In an effort to help other lawyers, Ms. Sims created www.mdinabox.com. This company is the first of its kind to offer medical doctors from developing nations to lawyers in the U.S. to help them analyze complicated medical aspects of a lawsuit. She and her husband, a medical doctor, traveled to India to train medical doctors to assist lawyers in the U.S. in understanding how science was manipulated in the name of forensic medicine. Since clients are responsible ultimately for their own costs, she was also pleased to find a way to reduce those costs by using medical doctors who charged 1/4th to 1/6th of what doctors in the U.S. would charge to assist on a case...assuming the lawyer could even find one. Most treating doctors wanted to practice medicine and were not interested in spending hours going through medical records, doing medical research. They, quite understandably, wanted to treat patients. She found that the doctors in developing nations were eager to help...and inexpensive. After announcing on the record that there was another doctor in attendance, Ms. Sims began to cross-examine defense medical experts with doctors from her company listening in on line, and instant messaging her suggested questions or issues of anatomy. It became harder and harder for the defense medical expert to justify and support the unscientific positions that had so easily been claimed in the past.

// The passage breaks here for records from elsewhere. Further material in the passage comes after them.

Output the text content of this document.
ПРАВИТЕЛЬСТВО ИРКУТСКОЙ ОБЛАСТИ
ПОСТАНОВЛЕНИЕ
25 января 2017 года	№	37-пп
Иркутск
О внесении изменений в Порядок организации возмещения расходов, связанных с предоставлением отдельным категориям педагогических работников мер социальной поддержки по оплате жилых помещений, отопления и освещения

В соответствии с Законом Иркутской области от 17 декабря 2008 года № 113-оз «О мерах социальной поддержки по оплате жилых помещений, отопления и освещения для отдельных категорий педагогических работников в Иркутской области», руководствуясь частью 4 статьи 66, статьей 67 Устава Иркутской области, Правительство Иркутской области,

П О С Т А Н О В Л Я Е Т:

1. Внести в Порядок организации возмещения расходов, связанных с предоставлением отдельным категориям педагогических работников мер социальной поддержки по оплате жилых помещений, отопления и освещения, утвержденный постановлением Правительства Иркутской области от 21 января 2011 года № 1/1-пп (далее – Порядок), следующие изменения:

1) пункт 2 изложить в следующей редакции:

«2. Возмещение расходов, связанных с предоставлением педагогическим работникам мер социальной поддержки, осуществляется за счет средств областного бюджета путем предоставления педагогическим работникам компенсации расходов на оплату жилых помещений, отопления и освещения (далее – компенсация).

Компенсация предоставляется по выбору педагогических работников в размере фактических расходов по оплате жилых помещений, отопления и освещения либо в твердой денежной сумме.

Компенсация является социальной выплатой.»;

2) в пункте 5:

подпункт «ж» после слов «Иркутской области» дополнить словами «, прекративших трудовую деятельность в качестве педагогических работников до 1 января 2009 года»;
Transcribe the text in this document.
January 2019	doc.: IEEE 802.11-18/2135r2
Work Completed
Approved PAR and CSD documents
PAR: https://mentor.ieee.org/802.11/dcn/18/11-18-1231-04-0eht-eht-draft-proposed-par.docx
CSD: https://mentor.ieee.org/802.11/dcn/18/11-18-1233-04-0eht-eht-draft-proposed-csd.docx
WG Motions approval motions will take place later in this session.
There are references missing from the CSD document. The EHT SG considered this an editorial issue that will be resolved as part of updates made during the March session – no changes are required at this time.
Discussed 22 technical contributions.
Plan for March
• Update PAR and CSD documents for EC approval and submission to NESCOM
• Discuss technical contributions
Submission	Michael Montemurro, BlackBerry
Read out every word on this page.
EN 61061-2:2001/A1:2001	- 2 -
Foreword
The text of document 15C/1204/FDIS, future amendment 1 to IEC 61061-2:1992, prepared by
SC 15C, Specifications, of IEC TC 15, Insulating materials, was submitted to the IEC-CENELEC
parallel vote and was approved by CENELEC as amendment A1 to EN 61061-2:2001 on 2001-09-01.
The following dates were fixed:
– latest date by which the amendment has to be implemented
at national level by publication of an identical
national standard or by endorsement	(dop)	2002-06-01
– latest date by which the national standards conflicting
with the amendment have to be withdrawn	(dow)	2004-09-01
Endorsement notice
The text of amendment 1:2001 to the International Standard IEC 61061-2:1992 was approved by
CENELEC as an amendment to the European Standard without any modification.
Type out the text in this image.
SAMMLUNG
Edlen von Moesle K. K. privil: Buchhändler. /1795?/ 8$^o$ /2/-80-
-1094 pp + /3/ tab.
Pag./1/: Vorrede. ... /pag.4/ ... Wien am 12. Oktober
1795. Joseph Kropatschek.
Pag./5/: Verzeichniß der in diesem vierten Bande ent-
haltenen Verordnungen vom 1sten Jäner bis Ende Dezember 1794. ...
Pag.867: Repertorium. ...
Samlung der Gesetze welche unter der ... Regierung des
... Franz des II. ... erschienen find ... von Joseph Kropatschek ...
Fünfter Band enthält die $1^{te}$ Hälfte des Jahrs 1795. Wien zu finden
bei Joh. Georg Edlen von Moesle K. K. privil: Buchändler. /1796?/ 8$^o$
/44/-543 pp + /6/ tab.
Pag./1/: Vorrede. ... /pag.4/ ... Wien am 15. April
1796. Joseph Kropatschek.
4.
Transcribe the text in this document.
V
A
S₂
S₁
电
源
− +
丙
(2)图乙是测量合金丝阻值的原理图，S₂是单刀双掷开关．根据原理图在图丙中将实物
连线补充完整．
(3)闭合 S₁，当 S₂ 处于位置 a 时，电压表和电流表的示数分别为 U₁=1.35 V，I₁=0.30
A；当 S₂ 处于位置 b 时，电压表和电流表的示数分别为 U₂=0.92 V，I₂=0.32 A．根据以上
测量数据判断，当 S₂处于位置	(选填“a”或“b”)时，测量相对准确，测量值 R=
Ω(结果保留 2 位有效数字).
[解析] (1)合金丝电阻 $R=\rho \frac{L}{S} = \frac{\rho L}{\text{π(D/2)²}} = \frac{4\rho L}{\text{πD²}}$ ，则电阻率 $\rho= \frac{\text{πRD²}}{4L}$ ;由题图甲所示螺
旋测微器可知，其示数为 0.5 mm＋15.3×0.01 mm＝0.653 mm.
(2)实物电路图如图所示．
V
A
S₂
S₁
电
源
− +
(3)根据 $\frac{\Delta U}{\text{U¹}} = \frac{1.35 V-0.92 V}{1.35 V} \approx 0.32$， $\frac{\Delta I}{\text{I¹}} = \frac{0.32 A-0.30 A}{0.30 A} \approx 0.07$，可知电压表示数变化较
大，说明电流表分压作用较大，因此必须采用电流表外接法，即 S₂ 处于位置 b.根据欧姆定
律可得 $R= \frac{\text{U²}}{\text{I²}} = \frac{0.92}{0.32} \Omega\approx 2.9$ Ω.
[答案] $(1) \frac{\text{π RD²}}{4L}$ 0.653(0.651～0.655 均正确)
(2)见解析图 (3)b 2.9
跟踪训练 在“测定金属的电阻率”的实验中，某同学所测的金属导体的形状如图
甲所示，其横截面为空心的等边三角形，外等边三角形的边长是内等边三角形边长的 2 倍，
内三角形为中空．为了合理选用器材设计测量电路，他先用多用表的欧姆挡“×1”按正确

After cross-examining doctors for other lawyers in her firm, she came to the attention of lawyers throughout Florida and the U.S. and has also been consulted in international cases involving medicine.

Her practice is now limited to cross-examining physicians in cases involving a medical or psychological component throughout the U.S. She provides many sample depositions and motions including motions to permit videotaping and motions to demand all raw data to plaintiff's lawyers on a daily basis at no cost. She also prepares notebooks for lawyers who need to cross-examine doctors and she teaches them techniques to research the backgrounds of witnesses as well.

Ms. Sims and her husband have five children. She never forgot those years growing up in Kentucky and made sure her children understood the concept of giving back to those less fortunate. All five children have spent many hours volunteering. Her oldest son returned recently from Nepal where he spent 3 months volunteering at an abused women's shelter; another child volunteered for an organization which cleans up trail heads requiring him to live in the woods for 5 weeks with no amenities. The remaining children volunteered for Habitat for Humanity as well as a local homeless shelter and the spouse abuse center.

When she and her husband travel, they try to work in time volunteering in local shelters or with programs feeding the poor.

Her firm also employs an ethicist, who acts as a corporate "conscience" to make certain that a system of principles governing morality and acceptable conduct guides her work.

Her book, "Sworn to Lie" which chronicles some of the abuses visited upon the disabled by defense oriented and unscrupulous doctors and what to do about them, is scheduled for release in June, 2008.

Ms. Sims spends a minimum of 8 hours per week doing volunteer work for other lawyers who are handling pro bono cases.

Her quote?

"Volunteer. It's a simple way of infusing joy in your life."